Para ubicarse cuáles son las expectativas nacionales en los Juegos Olímpicos que empiezan mañana basta revisar tres declaraciones: El presidente del Comité Olímpico de Chile, Neven Ilic, afirma que con una medalla en Río 2016 queda feliz; la ministra del Deporte, Natalia Riffo, asegura que su mayor satisfacción es que los deportistas chilenos participen en los Juegos Olímpicos, y para terminar, la de la mayoría de los chilenos aspirantes a medallas o participantes que coinciden, cómo no, en que las distancias con los deportistas de élite que van a disputar una presea siguen siendo astronómicas.
Pasan los años, los ciclos olímpicos, las generaciones de deportistas y los grupos de poder que asumen las políticas deportivas, y el discurso de todos sus actores no se modifica un ápice. Vamos a ganar experiencia, vamos a rozarnos con el deporte de alta competencia, vamos a ver cuánto avanzamos, pero nunca mostramos la convicción plena por ganar una medalla olímpica. Es efectivo que hay muchos imponderables y factores que influyen en la obtención del mayor objetivo, pero está incorporada al ADN del deporte federado chileno una máxima: a los Juegos Olímpicos no vamos a competir, vamos a perfeccionarnos en el ítem participación.

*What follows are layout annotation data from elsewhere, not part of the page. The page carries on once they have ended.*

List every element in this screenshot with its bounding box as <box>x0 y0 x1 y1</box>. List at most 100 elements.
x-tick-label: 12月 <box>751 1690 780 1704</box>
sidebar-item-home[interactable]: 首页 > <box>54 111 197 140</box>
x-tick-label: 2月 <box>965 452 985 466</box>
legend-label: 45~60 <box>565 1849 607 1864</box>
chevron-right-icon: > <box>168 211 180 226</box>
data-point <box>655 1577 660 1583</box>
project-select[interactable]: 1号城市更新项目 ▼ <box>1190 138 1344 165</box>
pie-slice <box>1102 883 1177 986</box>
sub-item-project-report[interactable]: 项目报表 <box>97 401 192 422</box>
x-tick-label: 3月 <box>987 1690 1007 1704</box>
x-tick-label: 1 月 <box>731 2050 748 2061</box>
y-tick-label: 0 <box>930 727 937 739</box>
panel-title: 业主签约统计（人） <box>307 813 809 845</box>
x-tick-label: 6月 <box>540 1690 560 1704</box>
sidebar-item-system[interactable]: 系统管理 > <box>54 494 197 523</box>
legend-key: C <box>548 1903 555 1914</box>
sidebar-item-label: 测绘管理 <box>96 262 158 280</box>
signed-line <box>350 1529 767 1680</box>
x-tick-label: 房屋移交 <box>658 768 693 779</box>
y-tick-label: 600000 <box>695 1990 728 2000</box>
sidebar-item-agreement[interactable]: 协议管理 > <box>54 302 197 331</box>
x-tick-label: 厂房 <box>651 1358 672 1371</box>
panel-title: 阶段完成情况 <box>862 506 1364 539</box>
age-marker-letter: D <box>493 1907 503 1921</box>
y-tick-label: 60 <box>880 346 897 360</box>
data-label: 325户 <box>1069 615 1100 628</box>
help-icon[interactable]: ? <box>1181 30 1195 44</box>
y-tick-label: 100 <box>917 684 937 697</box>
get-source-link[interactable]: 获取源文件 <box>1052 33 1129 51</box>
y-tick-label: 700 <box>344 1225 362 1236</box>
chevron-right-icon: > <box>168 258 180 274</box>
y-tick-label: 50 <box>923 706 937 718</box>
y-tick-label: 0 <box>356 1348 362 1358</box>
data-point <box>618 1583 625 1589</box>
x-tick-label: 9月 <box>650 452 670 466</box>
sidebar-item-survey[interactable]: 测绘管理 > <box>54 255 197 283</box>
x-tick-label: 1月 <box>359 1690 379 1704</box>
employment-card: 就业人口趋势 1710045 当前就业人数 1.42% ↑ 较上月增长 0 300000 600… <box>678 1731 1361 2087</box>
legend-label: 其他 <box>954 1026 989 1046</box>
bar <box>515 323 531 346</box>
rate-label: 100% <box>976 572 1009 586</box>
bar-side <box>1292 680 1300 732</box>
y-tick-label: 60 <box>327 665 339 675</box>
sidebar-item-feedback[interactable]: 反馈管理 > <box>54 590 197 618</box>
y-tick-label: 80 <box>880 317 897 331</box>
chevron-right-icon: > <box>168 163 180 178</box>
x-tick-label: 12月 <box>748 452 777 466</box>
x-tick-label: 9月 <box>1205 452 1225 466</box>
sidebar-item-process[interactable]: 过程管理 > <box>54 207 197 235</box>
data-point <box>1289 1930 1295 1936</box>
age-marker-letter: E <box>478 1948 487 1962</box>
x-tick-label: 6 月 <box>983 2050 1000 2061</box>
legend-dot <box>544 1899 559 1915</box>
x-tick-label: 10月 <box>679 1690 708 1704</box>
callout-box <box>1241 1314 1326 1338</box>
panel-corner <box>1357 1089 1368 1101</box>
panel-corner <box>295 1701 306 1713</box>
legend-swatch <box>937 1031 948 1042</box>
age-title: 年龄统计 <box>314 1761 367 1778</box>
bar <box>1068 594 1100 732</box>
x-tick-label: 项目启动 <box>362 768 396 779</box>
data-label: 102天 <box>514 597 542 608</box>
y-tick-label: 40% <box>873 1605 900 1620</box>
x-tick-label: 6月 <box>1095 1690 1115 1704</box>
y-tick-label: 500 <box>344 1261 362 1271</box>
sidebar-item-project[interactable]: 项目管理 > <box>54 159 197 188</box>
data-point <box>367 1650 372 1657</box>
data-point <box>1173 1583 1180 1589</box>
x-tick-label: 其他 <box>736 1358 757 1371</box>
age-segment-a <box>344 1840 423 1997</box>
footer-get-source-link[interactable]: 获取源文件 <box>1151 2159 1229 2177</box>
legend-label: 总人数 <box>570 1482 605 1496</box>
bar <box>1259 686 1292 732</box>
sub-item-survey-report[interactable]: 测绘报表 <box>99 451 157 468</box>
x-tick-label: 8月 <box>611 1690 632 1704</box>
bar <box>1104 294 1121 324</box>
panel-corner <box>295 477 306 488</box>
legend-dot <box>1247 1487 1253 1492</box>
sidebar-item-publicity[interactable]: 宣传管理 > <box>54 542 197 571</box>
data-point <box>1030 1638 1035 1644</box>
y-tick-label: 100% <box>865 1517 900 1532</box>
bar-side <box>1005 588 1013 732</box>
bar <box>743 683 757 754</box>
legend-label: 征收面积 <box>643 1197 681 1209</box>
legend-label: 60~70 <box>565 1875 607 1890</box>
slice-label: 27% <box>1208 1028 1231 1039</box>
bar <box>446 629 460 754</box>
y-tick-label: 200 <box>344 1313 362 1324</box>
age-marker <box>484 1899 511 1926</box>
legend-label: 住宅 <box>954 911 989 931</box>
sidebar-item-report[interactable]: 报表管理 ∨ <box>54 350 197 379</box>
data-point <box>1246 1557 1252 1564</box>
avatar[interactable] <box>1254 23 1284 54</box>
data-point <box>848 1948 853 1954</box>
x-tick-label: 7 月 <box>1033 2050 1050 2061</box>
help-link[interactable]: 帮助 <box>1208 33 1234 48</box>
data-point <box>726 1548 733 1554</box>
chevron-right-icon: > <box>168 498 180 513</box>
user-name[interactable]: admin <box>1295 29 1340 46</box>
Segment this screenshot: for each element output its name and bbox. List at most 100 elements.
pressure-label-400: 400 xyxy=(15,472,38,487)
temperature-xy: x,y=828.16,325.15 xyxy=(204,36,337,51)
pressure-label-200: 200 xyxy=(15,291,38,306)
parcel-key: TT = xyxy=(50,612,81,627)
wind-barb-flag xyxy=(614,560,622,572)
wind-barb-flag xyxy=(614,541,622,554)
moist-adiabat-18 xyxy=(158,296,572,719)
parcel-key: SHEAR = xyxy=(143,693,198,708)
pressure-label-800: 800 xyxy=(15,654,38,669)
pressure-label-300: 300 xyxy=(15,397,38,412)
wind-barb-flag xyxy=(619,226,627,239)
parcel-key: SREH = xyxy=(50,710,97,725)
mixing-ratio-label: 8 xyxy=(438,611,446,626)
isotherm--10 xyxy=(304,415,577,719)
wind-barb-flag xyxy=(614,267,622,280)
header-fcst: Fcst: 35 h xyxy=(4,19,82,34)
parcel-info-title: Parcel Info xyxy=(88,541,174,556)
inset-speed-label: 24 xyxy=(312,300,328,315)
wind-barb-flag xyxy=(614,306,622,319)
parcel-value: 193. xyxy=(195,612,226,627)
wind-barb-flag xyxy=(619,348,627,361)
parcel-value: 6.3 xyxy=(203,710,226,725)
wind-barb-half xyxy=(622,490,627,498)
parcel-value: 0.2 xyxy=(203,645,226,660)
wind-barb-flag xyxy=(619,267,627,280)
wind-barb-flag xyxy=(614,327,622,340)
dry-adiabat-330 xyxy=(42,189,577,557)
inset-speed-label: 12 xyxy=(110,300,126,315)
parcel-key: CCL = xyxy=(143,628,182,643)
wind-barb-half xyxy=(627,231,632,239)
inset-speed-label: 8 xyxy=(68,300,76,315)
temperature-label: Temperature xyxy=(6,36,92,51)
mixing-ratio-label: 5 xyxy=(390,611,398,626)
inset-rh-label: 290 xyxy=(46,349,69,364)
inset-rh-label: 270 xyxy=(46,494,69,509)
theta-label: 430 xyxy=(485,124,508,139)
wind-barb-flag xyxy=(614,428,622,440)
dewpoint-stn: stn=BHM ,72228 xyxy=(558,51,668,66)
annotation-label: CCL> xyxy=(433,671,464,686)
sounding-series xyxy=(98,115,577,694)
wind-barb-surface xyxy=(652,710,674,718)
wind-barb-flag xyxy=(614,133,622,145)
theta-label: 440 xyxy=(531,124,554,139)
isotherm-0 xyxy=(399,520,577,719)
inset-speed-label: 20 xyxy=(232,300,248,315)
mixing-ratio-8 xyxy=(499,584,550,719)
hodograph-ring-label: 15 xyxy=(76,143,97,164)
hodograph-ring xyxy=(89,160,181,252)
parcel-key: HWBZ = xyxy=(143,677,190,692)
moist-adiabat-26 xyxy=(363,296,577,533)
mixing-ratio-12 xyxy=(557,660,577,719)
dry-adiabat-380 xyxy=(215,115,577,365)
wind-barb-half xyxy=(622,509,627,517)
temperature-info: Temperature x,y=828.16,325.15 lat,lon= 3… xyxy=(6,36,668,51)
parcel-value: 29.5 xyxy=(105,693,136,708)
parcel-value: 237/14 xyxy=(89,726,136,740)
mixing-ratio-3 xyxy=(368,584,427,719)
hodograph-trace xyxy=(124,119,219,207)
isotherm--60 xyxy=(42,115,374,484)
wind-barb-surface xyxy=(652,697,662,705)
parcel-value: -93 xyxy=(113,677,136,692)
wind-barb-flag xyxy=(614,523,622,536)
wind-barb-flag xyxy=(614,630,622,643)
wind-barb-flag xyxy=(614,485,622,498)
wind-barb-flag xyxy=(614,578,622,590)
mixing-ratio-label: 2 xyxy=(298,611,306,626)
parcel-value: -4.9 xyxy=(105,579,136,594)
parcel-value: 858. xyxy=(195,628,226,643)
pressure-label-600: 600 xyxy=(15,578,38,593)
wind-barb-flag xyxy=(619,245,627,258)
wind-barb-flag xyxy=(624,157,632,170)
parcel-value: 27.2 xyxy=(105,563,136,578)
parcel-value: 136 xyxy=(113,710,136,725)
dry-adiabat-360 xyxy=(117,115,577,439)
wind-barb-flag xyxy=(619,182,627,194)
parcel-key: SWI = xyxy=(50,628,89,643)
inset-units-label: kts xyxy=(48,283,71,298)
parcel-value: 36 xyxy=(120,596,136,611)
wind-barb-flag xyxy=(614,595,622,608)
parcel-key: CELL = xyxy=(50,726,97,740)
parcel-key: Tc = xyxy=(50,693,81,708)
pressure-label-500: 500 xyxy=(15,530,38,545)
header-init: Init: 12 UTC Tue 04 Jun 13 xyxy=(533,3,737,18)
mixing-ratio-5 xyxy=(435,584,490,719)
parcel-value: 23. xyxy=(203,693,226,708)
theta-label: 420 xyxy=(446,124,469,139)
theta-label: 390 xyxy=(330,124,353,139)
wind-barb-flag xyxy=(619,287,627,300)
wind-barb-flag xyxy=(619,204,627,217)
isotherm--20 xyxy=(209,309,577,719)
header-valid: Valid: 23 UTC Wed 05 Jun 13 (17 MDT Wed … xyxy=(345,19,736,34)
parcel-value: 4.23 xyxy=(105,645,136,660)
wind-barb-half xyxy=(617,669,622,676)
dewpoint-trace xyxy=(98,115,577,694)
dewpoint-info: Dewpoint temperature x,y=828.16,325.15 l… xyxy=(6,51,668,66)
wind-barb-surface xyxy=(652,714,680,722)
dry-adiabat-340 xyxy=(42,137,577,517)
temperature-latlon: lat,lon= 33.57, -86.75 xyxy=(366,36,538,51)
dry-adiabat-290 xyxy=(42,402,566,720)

Siempre ha sido difícil conceptualizar a los chilenos que van a los JJ.OO. Calificar de fracaso un desarrollo deportivo que no termina en medalla, en muchos casos es de una injusticia insultante tratándose de un amateur que de profesional solo tiene el espíritu. Esa distancia astronómica a la que apelan los deportistas es una realidad tan evidente en ciertas especialidades, que incluso hacer un cuadro de análisis comparativo resulta ridículo.
Pero donde sí la argumentación comienza a debilitarse es cuando nuestros representantes no son capaces de demostrar en la competencia las razones por las que llegaron a "participar" en una justa olímpica. Que los 42 chilenos que van a Río 2016 no mejoren sus marcas o los lugares que conquistaron en ediciones anteriores es un retroceso que no amerita discusión ni disculpas, y que, en consecuencia, debe determinar una evaluación técnica rigurosa para futuros planes.
Por eso, la óptica política de la ministra Riffo, quien se contenta con que los deportistas chilenos se pongan la camiseta y corran, salten y jueguen, es dañina en su naturaleza y refleja fielmente lo que el Estado entiende como aporte y la evaluación del mismo. Privilegiar por el número duro de participantes y dejar que el rendimiento sea laxo; apuntar a la cantidad por sobre la calidad, preferir ver a la delegación desfilando con la bandera chilena flameando antes que al deportista subiéndose al podio, revelan una mirada añeja, paternalista, una fatal ausencia de ambición y visión de progreso propia del siglo pasado, cuando las distancias eran aún más siderales y el apoyo limitadísimo.